« Chanson de la maison silencieuse » d’Olivier Adam

Erreur de livre, mais captée par la poésie du 1er paragraphe, je l’ai gardé !
Je voulais un livre d’Olivier Adam, mais pas celui-là… La lumière n’est jamais suffisante pour moi à la librairie et je n’ai pas bien vu le titre.
Mais quand j’ai commencé à lire le premier chapitre, j’ai été saisie par la poésie des toutes premières lignes.
Connaissez-vous Lisbonne ? Je crois qu’Olivier Adam parle de cette ville :
« Tout ici succombe à l’inclinaison. Les tuiles oranges coulent en cascade, ruissellent des ruelles, se suspendent aux abords des belvédères, puis replongent vers le fleuve. La ville entière semble s’y glisser peu à peu, se couler dans ses eaux bleu nuit, y sombrer sans fin. Sous la surface opaque, j’imagine des quartiers anciens. Des palais délabrés engloutis par les flots. Enlisés dans les sables. (…) Je quitte l’hôtel et débouche dans la lumière acide du printemps. Les escaliers s’effondrent en douceur. Je les dévale sans hâte, les yeux brûlés, aspirée par l’océan lointain, à peine entravée par les allées courbes, enserrées par les façades décrépies où s’effrite un nuancier fané d’azulejos.
Un promontoire me retient. De l’asphalte surgissent des arbres mauves, dévorés de ciel. L’estuaire se déploie en contrebas, lacéré de rubans turquoise, virant au gris aluminium à la faveur d’un nuage. Puis de nouveau la ville s’abandonne.
Plus rien ne s’oppose.
Tout consent à la noyade. »
C’est la quête d’une jeune femme à la recherche de son père. Tout donne à penser pourtant qu’il s’est suicidé. La voiture près de la rivière, ses effets personnels dans le coffre, sa guitare sur le siège arrière, et ses santiags sur la rive. Cependant des amis pensent l’avoir croisé à Lisbonne. Ou bien, ce chanteur de rues est son sosie.
La fille du chanteur nous emmène dans les rues de Lisbonne et en chemin, elle égrène ses souvenirs. La vie avec sa mère, si peu de temps. La vie avec son père qu’elle connaît peu même s’ils dormaient sous le même toit. Toit qu’elle abandonnait régulièrement pour trouver refuge chez les gardiens de la propriété lorsque l’équipe de musiciens débarquait chez son père pour un enregistrement. Elle se réveillait dans sa chambre envahie d’artistes éméchés puis laissait sa place.
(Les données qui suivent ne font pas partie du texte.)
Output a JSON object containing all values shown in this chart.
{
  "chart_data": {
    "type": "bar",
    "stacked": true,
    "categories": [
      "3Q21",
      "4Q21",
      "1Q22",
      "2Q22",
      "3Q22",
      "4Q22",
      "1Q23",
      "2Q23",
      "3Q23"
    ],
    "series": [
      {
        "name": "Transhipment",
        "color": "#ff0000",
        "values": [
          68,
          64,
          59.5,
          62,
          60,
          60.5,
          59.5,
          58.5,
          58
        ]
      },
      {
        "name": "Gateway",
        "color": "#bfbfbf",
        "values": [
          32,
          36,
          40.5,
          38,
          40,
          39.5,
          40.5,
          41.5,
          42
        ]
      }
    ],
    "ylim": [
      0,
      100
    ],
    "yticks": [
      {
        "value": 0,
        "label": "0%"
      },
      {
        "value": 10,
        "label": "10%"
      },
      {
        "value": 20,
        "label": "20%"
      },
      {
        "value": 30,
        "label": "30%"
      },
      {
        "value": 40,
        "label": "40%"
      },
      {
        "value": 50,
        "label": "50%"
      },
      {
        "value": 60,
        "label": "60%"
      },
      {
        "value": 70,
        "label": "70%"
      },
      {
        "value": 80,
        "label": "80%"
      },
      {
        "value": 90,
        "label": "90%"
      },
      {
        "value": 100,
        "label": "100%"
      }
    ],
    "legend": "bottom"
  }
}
Elle redécouvre au gré de ses souvenirs l’image de son père obsédé par une femme qui sans cesse le quitte et qu’il poursuit à travers le monde. Un père dépressif qui veut renoncer à la création, aux concerts. Un père épuisé après les tournées, effaré du vide qui succède à l’effervescence de la performance publique. Carbonisé de l’intérieur dit-il.
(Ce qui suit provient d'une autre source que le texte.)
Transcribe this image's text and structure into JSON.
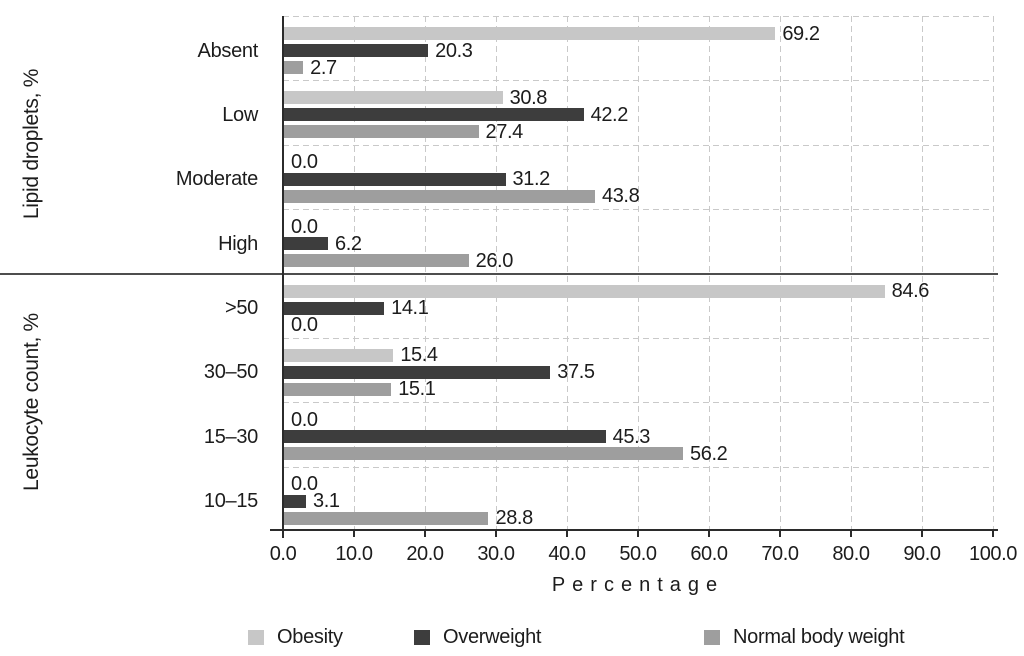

En fréquentant le domicile d’une camarade, elle lui envie ses repas en famille, l’obligation de rendre comte à ses parents de ses notes, de ses horaires. Alors que son amie est fascinée par les mannequins, les actrices, les musiciens qu’elle rencontre chez la fille du chanteur.

Olivier Adam décrit avec sensibilité les états d’âme d’un chanteur et la souffrance de ceux qui le côtoient. J’ai appris que lui-même rêvait d’être chanteur. Son récit est ponctué de références à des chanteurs contemporains.
Et je me suis demandé s’il ne parlait pas d’un chanteur qui a vraiment existé. En effet plane sur ce récit comme un fantôme d’un chanteur disparu.
Lisez cet récit d’une grande sensibilité, d’une poésie remarquable. Je crois que je vais commencer une période Olivier Adam.